Dubliners by James Joyce
‘Most people considered Lenehan a leech but, in spite of this reputation, his adroitness and eloquence had always prevented his friends from forming any general policy against him. He had a brave manner of coming up to a party of them in a bar and of holding himself nimbly at the borders until he was included in a round.’
Dubliners is hard, gritty, and real. There is no tidy finish to each story. Every character plays his part for good or bad. Joyce called these stories epiphanies and he was certainly influenced by the Catholic concept of epiphany. Some are failed, but some offer a glimpse of hope, and a chance for renewal. These are wretched characters, desperate, disenchanted, or suffering from an abuse, inflicted on them by others or by themselves. Though the characters in each story are separate, they move together in the same time and space of Dublin.
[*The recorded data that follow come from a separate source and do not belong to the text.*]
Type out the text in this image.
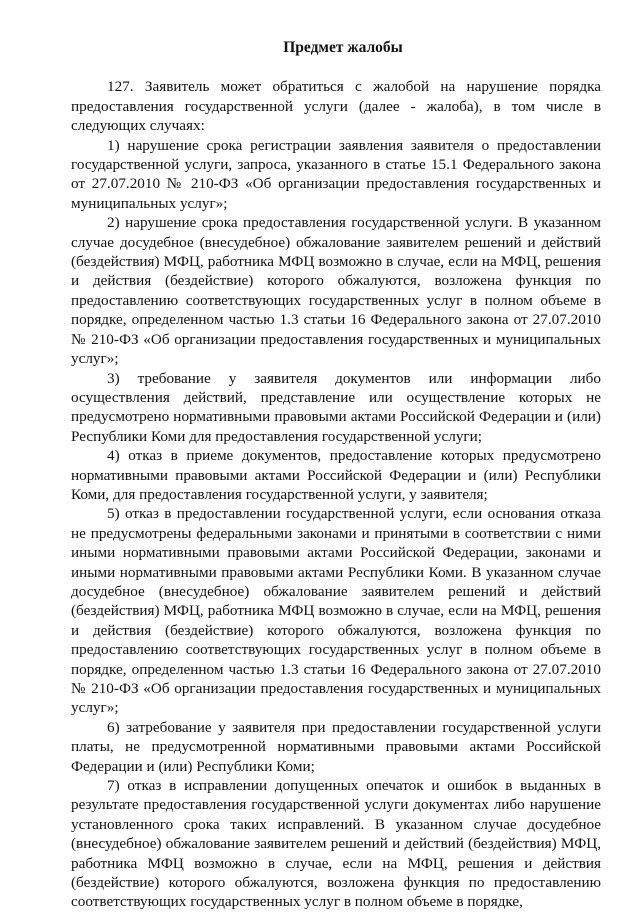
Предмет жалобы

127. Заявитель может обратиться с жалобой на нарушение порядка предоставления государственной услуги (далее - жалоба), в том числе в следующих случаях:

1) нарушение срока регистрации заявления заявителя о предоставлении государственной услуги, запроса, указанного в статье 15.1 Федерального закона от 27.07.2010 № 210-ФЗ «Об организации предоставления государственных и муниципальных услуг»;

2) нарушение срока предоставления государственной услуги. В указанном случае досудебное (внесудебное) обжалование заявителем решений и действий (бездействия) МФЦ, работника МФЦ возможно в случае, если на МФЦ, решения и действия (бездействие) которого обжалуются, возложена функция по предоставлению соответствующих государственных услуг в полном объеме в порядке, определенном частью 1.3 статьи 16 Федерального закона от 27.07.2010 № 210-ФЗ «Об организации предоставления государственных и муниципальных услуг»;

3) требование у заявителя документов или информации либо осуществления действий, представление или осуществление которых не предусмотрено нормативными правовыми актами Российской Федерации и (или) Республики Коми для предоставления государственной услуги;

4) отказ в приеме документов, предоставление которых предусмотрено нормативными правовыми актами Российской Федерации и (или) Республики Коми, для предоставления государственной услуги, у заявителя;

5) отказ в предоставлении государственной услуги, если основания отказа не предусмотрены федеральными законами и принятыми в соответствии с ними иными нормативными правовыми актами Российской Федерации, законами и иными нормативными правовыми актами Республики Коми. В указанном случае досудебное (внесудебное) обжалование заявителем решений и действий (бездействия) МФЦ, работника МФЦ возможно в случае, если на МФЦ, решения и действия (бездействие) которого обжалуются, возложена функция по предоставлению соответствующих государственных услуг в полном объеме в порядке, определенном частью 1.3 статьи 16 Федерального закона от 27.07.2010 № 210-ФЗ «Об организации предоставления государственных и муниципальных услуг»;

6) затребование у заявителя при предоставлении государственной услуги платы, не предусмотренной нормативными правовыми актами Российской Федерации и (или) Республики Коми;

7) отказ в исправлении допущенных опечаток и ошибок в выданных в результате предоставления государственной услуги документах либо нарушение установленного срока таких исправлений. В указанном случае досудебное (внесудебное) обжалование заявителем решений и действий (бездействия) МФЦ, работника МФЦ возможно в случае, если на МФЦ, решения и действия (бездействие) которого обжалуются, возложена функция по предоставлению соответствующих государственных услуг в полном объеме в порядке,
‘He lived at a little distance from his body, regarding his own acts with doubtful side-glances. He had an odd autobiographical habit which led him to compose in his mind from time to time a short sentence about himself containing a subject in the third person and a predicate in the past tense … He lived his spiritual life without any communion with others, visiting his relatives at Christmas and escorting them to the cemetery when they died … his life rolled out evenly—an adventureless tale.’
The writing is luminous:
‘As she was naturally pale and unbending in manner she made few friends at school. When she came to the age of marriage she was sent out to many houses, where her playing and ivory manners were much admired. She sat amid the chilly circle of her accomplishments, waiting for some suitor to brave it and offer her a brilliant life …’
January 6 is the Feast of the Epiphany.